Reichmann said he did not explicitly call for the denaming of Boalt Hall when he wrote his op-ed and law review article, but that it was his preferred outcome. He added that he “never sought to erase history. To the contrary. I did everything I could to broadcast it.”
At the law school, removal of casual uses of the Boalt name, which only require the law school’s blessing, are ongoing. For example, some student and alumni organization names included the word, as did the law school’s online internal directory, RoloBoalt.
Boalt Hall will now be known as The Law Building. The law school complex includes three other buildings — Simon Hall, North Addition and South Addition.
Chemerinsky says he realizes there are strong feelings on all sides of the Boalt Hall case, but that he’s pleased that those who carefully studied the facts — including the law school committee, the chancellor’s Building Name Review Committee, the chancellor and the UC President — “have come to the exact same conclusion: It would be inappropriate to continue to honor John Boalt in light of what we now know of his views and actions.”
“Campuses across the country are dealing with similar questions,” the dean added, “and I think that our careful investigation and civil discussion hopefully can be a model for others grappling with these difficult issues.”
Students on the Building Name Review Committee stressed that it’s important that they and their peers feel at ease in the buildings where they spend their college careers.
“Having to attend school day after day in a building named after someone who would deny your basic personhood is a real source of ongoing harm,” said Ari Chivukula, a second-year law student at Berkeley, who suggested that funds raised to rename campus buildings pay for “services and programs for marginalized student populations, to ensure all are truly welcome.”
Alex Mabanta, a Ph.D. student in the Jurisprudence and Social Policy department at Berkeley Law and the graduate student representative on the Building Name Review Committee, said the process of denaming Boalt Hall “says to Asian American and Pacific Islander law students, unequivocally: You matter.
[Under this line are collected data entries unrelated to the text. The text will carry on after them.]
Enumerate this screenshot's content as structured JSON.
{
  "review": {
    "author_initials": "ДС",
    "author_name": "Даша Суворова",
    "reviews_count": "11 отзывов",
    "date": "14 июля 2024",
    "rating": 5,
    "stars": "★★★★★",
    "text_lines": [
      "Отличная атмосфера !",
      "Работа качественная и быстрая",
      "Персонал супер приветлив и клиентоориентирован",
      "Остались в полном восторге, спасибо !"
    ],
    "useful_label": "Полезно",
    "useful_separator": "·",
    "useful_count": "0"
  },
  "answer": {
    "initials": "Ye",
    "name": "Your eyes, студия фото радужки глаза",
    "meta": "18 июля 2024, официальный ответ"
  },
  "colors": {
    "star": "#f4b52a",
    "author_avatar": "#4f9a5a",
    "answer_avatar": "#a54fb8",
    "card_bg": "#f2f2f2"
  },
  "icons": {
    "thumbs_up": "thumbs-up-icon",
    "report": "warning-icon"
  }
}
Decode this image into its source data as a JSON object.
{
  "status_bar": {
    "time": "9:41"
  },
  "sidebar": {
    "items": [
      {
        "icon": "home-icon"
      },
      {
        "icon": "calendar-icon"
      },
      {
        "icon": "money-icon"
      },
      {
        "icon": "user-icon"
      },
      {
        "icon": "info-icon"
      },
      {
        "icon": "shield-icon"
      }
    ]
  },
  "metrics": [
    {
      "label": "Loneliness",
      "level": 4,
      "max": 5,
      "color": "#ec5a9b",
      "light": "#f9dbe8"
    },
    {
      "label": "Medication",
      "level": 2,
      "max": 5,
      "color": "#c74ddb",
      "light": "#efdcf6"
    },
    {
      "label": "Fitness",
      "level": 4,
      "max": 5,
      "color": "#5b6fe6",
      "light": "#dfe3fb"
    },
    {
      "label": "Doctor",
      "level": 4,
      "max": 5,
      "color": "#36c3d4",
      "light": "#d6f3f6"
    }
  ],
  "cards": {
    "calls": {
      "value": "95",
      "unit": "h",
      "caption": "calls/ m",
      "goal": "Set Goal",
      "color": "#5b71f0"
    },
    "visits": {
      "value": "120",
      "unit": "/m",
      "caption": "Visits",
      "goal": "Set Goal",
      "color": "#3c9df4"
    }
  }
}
The process of denaming Boalt Hall says to students of color, unmistakably: You matter. Racial justice matters. We want you to belong to Berkeley Law.”
“If the Chinese Exclusion Act was operative law today,” he said, “I doubt I would be a Berkeley Law student.”
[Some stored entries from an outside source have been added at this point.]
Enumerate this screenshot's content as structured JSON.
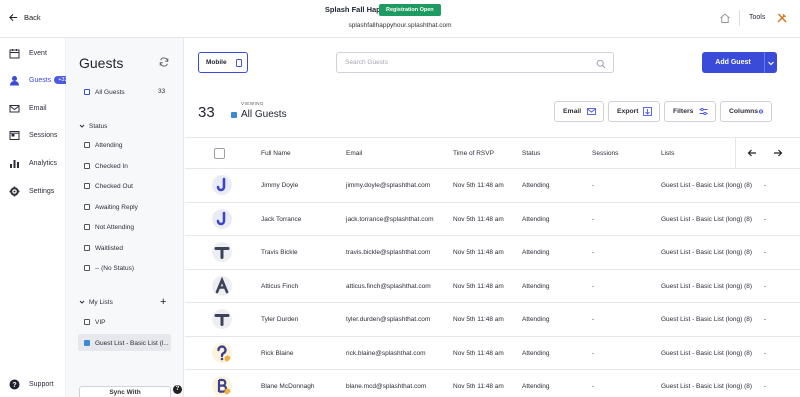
{
  "topbar": {
    "back_label": "Back",
    "event_title": "Splash Fall Happy Hour",
    "registration_badge": "Registration Open",
    "event_url": "splashfallhappyhour.splashthat.com",
    "tools_label": "Tools"
  },
  "leftnav": {
    "items": [
      {
        "label": "Event",
        "icon": "calendar-icon"
      },
      {
        "label": "Guests",
        "icon": "person-icon",
        "badge": "+33"
      },
      {
        "label": "Email",
        "icon": "envelope-icon"
      },
      {
        "label": "Sessions",
        "icon": "sessions-icon"
      },
      {
        "label": "Analytics",
        "icon": "bar-chart-icon"
      },
      {
        "label": "Settings",
        "icon": "gear-icon"
      }
    ],
    "support_label": "Support"
  },
  "guest_panel": {
    "title": "Guests",
    "all_guests_label": "All Guests",
    "all_guests_count": "33",
    "status_heading": "Status",
    "status_filters": [
      "Attending",
      "Checked In",
      "Checked Out",
      "Awaiting Reply",
      "Not Attending",
      "Waitlisted",
      "-- (No Status)"
    ],
    "lists_heading": "My Lists",
    "lists": [
      "VIP",
      "Guest List - Basic List (l..."
    ],
    "sync_label": "Sync With"
  },
  "toolbar": {
    "mobile_label": "Mobile",
    "search_placeholder": "Search Guests",
    "add_guest_label": "Add Guest"
  },
  "view": {
    "count": "33",
    "viewing_label": "VIEWING",
    "name": "All Guests",
    "email_btn": "Email",
    "export_btn": "Export",
    "filters_btn": "Filters",
    "columns_btn": "Columns"
  },
  "table": {
    "headers": [
      "Full Name",
      "Email",
      "Time of RSVP",
      "Status",
      "Sessions",
      "Lists"
    ],
    "rows": [
      {
        "name": "Jimmy Doyle",
        "email": "jimmy.doyle@splashthat.com",
        "rsvp": "Nov 5th 11:48 am",
        "status": "Attending",
        "sessions": "-",
        "lists": "Guest List - Basic List (long) (8)",
        "extra": "-",
        "avatar": "letter-j"
      },
      {
        "name": "Jack Torrance",
        "email": "jack.torrance@splashthat.com",
        "rsvp": "Nov 5th 11:48 am",
        "status": "Attending",
        "sessions": "-",
        "lists": "Guest List - Basic List (long) (8)",
        "extra": "-",
        "avatar": "letter-j"
      },
      {
        "name": "Travis Bickle",
        "email": "travis.bickle@splashthat.com",
        "rsvp": "Nov 5th 11:48 am",
        "status": "Attending",
        "sessions": "-",
        "lists": "Guest List - Basic List (long) (8)",
        "extra": "-",
        "avatar": "letter-t"
      },
      {
        "name": "Atticus Finch",
        "email": "atticus.finch@splashthat.com",
        "rsvp": "Nov 5th 11:48 am",
        "status": "Attending",
        "sessions": "-",
        "lists": "Guest List - Basic List (long) (8)",
        "extra": "-",
        "avatar": "letter-a"
      },
      {
        "name": "Tyler Durden",
        "email": "tyler.durden@splashthat.com",
        "rsvp": "Nov 5th 11:48 am",
        "status": "Attending",
        "sessions": "-",
        "lists": "Guest List - Basic List (long) (8)",
        "extra": "-",
        "avatar": "letter-t"
      },
      {
        "name": "Rick Blaine",
        "email": "rick.blaine@splashthat.com",
        "rsvp": "Nov 5th 11:48 am",
        "status": "Attending",
        "sessions": "-",
        "lists": "Guest List - Basic List (long) (8)",
        "extra": "-",
        "avatar": "question"
      },
      {
        "name": "Blane McDonnagh",
        "email": "blane.mcd@splashthat.com",
        "rsvp": "Nov 5th 11:48 am",
        "status": "Attending",
        "sessions": "-",
        "lists": "Guest List - Basic List (long) (8)",
        "extra": "-",
        "avatar": "letter-b"
      }
    ]
  },
  "colors": {
    "accent": "#3a4bd9",
    "success": "#1d9b63",
    "list_dot": "#3a8ad9"
  }
}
Mabanta said UC Berkeley thrives most when its students “are engines of change. Each of us at UC Berkeley must be vigilant in creating a community we all belong to.”
Undergraduate Victoria Vera, a political science major on the committee, said that, for her, “space is political, at least as a woman of color, a Chicana and a first-generation college student. The campus wasn’t built with me in mind as a student. It’s time to acknowledge the history and also the things that don’t fit our principles anymore.
“Nothing should be stagnant, including the names of buildings. We should be able to decide what legacies we should uphold and which ones we will not. If we’re adamant about equity and inclusion, then we must consider who we honor from the past and the spaces that people on campus today are being given.”